Pardon me, but this story just went well past rational or believable. Just how many lucky breaks can one guy get? It’s like winning the lottery every time you play and then trying to claim that isn’t a miracle in and of itself!
(And while we’re at it, maybe we can address the ethical problems of continually encouraging people to think these false thing about Him and seemingly never trying to correct them.)

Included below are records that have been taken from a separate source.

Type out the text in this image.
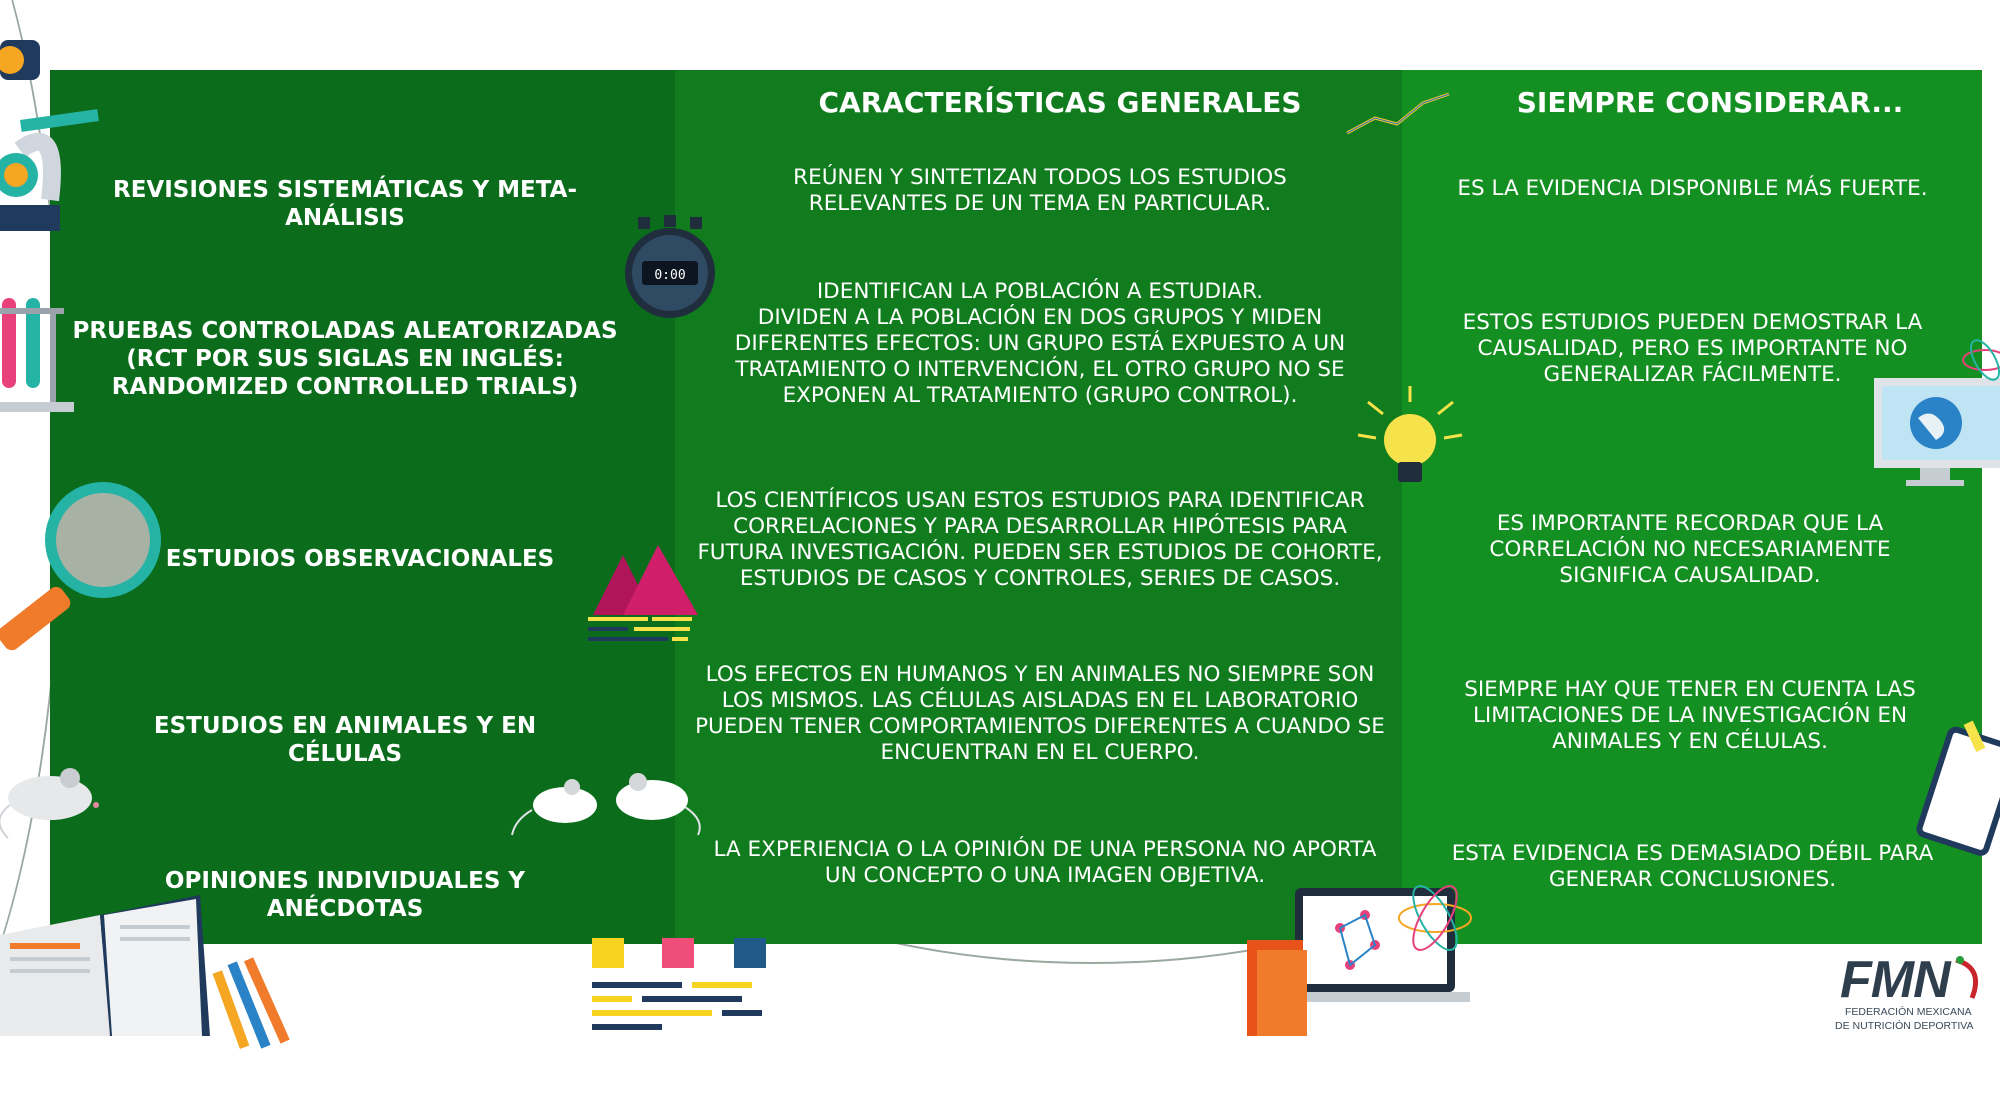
CARACTERÍSTICAS GENERALES	SIEMPRE CONSIDERAR...
REVISIONES SISTEMÁTICAS Y META-ANÁLISIS
PRUEBAS CONTROLADAS ALEATORIZADAS (RCT POR SUS SIGLAS EN INGLÉS: RANDOMIZED CONTROLLED TRIALS)
ESTUDIOS OBSERVACIONALES
ESTUDIOS EN ANIMALES Y EN CÉLULAS
OPINIONES INDIVIDUALES Y ANÉCDOTAS
REÚNEN Y SINTETIZAN TODOS LOS ESTUDIOS RELEVANTES DE UN TEMA EN PARTICULAR.
IDENTIFICAN LA POBLACIÓN A ESTUDIAR.
DIVIDEN A LA POBLACIÓN EN DOS GRUPOS Y MIDEN DIFERENTES EFECTOS: UN GRUPO ESTÁ EXPUESTO A UN TRATAMIENTO O INTERVENCIÓN, EL OTRO GRUPO NO SE EXPONEN AL TRATAMIENTO (GRUPO CONTROL).
LOS CIENTÍFICOS USAN ESTOS ESTUDIOS PARA IDENTIFICAR CORRELACIONES Y PARA DESARROLLAR HIPÓTESIS PARA FUTURA INVESTIGACIÓN. PUEDEN SER ESTUDIOS DE COHORTE, ESTUDIOS DE CASOS Y CONTROLES, SERIES DE CASOS.
LOS EFECTOS EN HUMANOS Y EN ANIMALES NO SIEMPRE SON LOS MISMOS. LAS CÉLULAS AISLADAS EN EL LABORATORIO PUEDEN TENER COMPORTAMIENTOS DIFERENTES A CUANDO SE ENCUENTRAN EN EL CUERPO.
LA EXPERIENCIA O LA OPINIÓN DE UNA PERSONA NO APORTA UN CONCEPTO O UNA IMAGEN OBJETIVA.
ES LA EVIDENCIA DISPONIBLE MÁS FUERTE.
ESTOS ESTUDIOS PUEDEN DEMOSTRAR LA CAUSALIDAD, PERO ES IMPORTANTE NO GENERALIZAR FÁCILMENTE.
ES IMPORTANTE RECORDAR QUE LA CORRELACIÓN NO NECESARIAMENTE SIGNIFICA CAUSALIDAD.
SIEMPRE HAY QUE TENER EN CUENTA LAS LIMITACIONES DE LA INVESTIGACIÓN EN ANIMALES Y EN CÉLULAS.
ESTA EVIDENCIA ES DEMASIADO DÉBIL PARA GENERAR CONCLUSIONES.
0:00
FMN
FEDERACIÓN MEXICANA
DE NUTRICIÓN DEPORTIVA
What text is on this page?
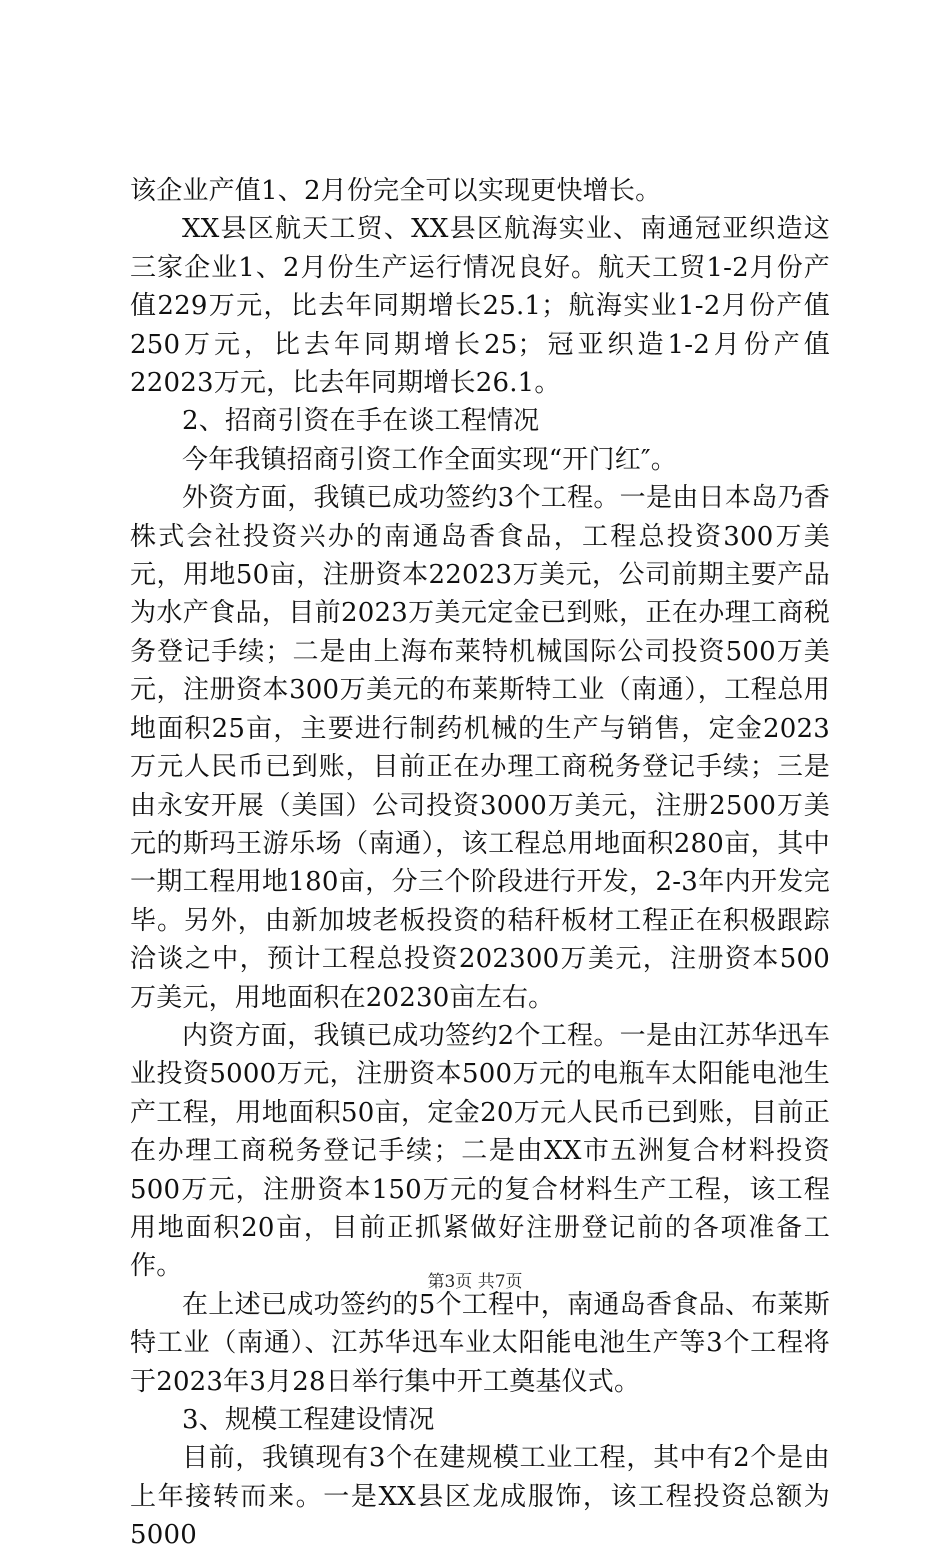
该企业产值1、2月份完全可以实现更快增长。

XX县区航天工贸、XX县区航海实业、南通冠亚织造这三家企业1、2月份生产运行情况良好。航天工贸1-2月份产值229万元，比去年同期增长25.1；航海实业1-2月份产值250万元，比去年同期增长25；冠亚织造1-2月份产值22023万元，比去年同期增长26.1。

2、招商引资在手在谈工程情况

今年我镇招商引资工作全面实现“开门红″。

外资方面，我镇已成功签约3个工程。一是由日本岛乃香株式会社投资兴办的南通岛香食品，工程总投资300万美元，用地50亩，注册资本22023万美元，公司前期主要产品为水产食品，目前2023万美元定金已到账，正在办理工商税务登记手续；二是由上海布莱特机械国际公司投资500万美元，注册资本300万美元的布莱斯特工业（南通），工程总用地面积25亩，主要进行制药机械的生产与销售，定金2023万元人民币已到账，目前正在办理工商税务登记手续；三是由永安开展（美国）公司投资3000万美元，注册2500万美元的斯玛王游乐场（南通），该工程总用地面积280亩，其中一期工程用地180亩，分三个阶段进行开发，2-3年内开发完毕。另外，由新加坡老板投资的秸秆板材工程正在积极跟踪洽谈之中，预计工程总投资202300万美元，注册资本500万美元，用地面积在20230亩左右。

内资方面，我镇已成功签约2个工程。一是由江苏华迅车业投资5000万元，注册资本500万元的电瓶车太阳能电池生产工程，用地面积50亩，定金20万元人民币已到账，目前正在办理工商税务登记手续；二是由XX市五洲复合材料投资500万元，注册资本150万元的复合材料生产工程，该工程用地面积20亩，目前正抓紧做好注册登记前的各项准备工作。

在上述已成功签约的5个工程中，南通岛香食品、布莱斯特工业（南通）、江苏华迅车业太阳能电池生产等3个工程将于2023年3月28日举行集中开工奠基仪式。

3、规模工程建设情况

目前，我镇现有3个在建规模工业工程，其中有2个是由上年接转而来。一是XX县区龙成服饰，该工程投资总额为5000

第3页 共7页
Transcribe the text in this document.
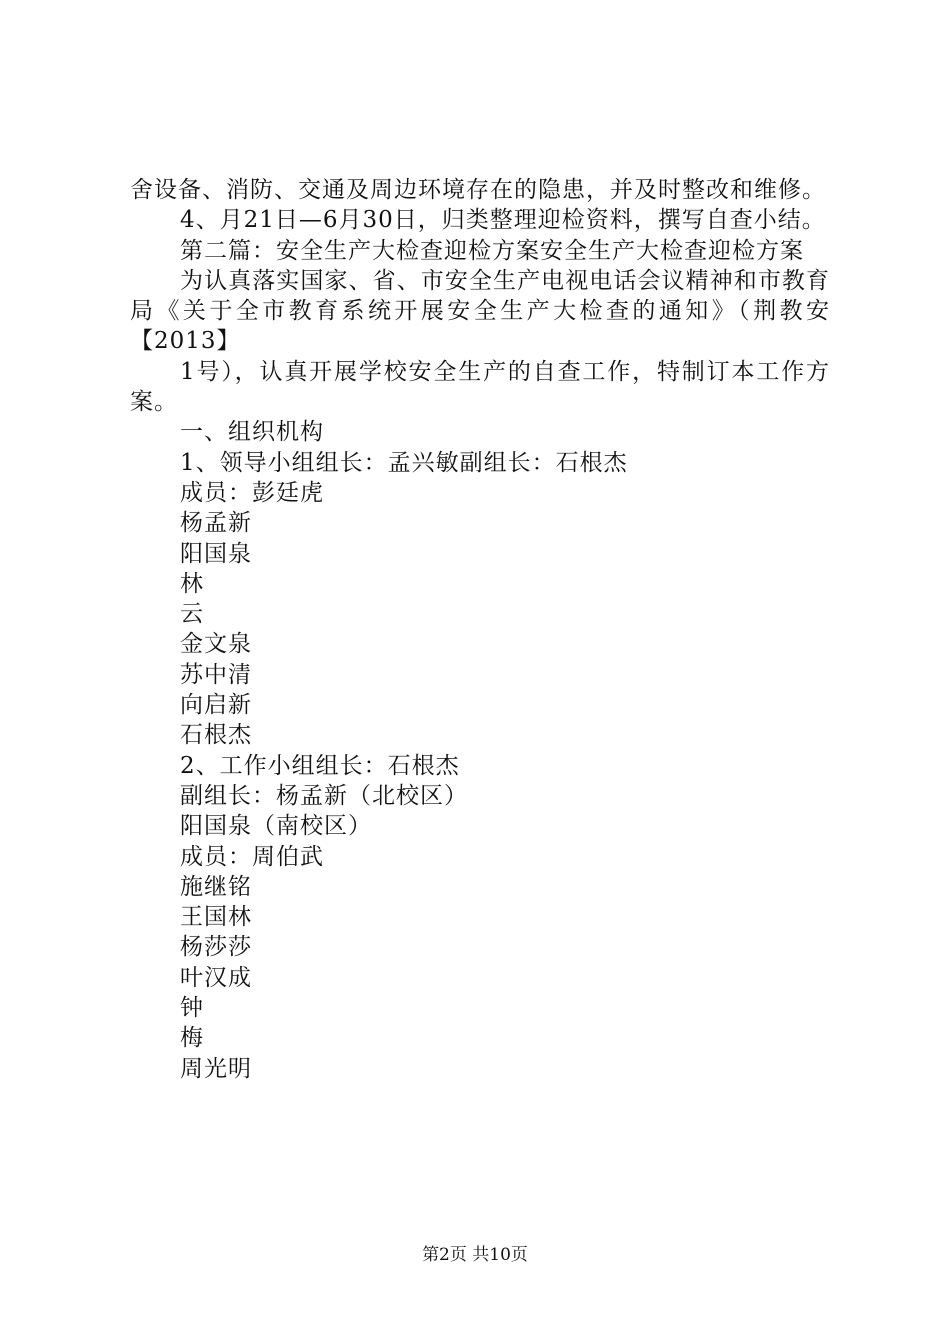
舍设备、消防、交通及周边环境存在的隐患，并及时整改和维修。

4、月21日—6月30日，归类整理迎检资料，撰写自查小结。

第二篇：安全生产大检查迎检方案安全生产大检查迎检方案

为认真落实国家、省、市安全生产电视电话会议精神和市教育局《关于全市教育系统开展安全生产大检查的通知》（荆教安【2013】

1号），认真开展学校安全生产的自查工作，特制订本工作方案。

一、组织机构

1、领导小组组长：孟兴敏副组长：石根杰

成员：彭廷虎

杨孟新

阳国泉

林

云

金文泉

苏中清

向启新

石根杰

2、工作小组组长：石根杰

副组长：杨孟新（北校区）

阳国泉（南校区）

成员：周伯武

施继铭

王国林

杨莎莎

叶汉成

钟

梅

周光明

第2页 共10页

If you are hell bent on not accepting Jesus as being Divine, it’s far more rational to just claim that none of the miracles happened at all and that the disciples ‘made them all up’ generations later. (Which is, of course, a rational possibility.) So why the need to try to take all these reported miracles and try to make up natural explanations for them post facto like this when it requires us to basically surrender our rationality at the door?
This is an interesting question, because it tells us something very important about Rejectionist Psychology, I think.
It’s not hard to see how one starts down the path to Rejectionism. Religion and Spirituality clearly have real human value. But miracles (and many other things about religion) seem to defy rationality. So the desire to try to merge these two sides of oneself together seems perfectly understandable to me.
But is there really any doubt that in Paulus’ quest to merge rationality and spirituality that he has all but abandoned rationality?
Worse yet, his beliefs ‘spiritual power’ seems questionable too. Can a non-miraculous Jesus truly fill our spiritual human needs? Or do they require a heavy dose of “Rejecting” other people’s beliefs to keep them feeling like there is real meaning in their life? (i.e. Such as the need to write whole books rejecting other people’s faith in the miracles of Jesus?) It seems to me that Paulus’ “Rejectionism” fills a spiritual gap in his life that his beliefs alone can’t fill.
So in the end, Paulus’ Rejectionist solution ends up with a ‘worst of both worlds’ sort of solution to the need to merge rationality and spirituality.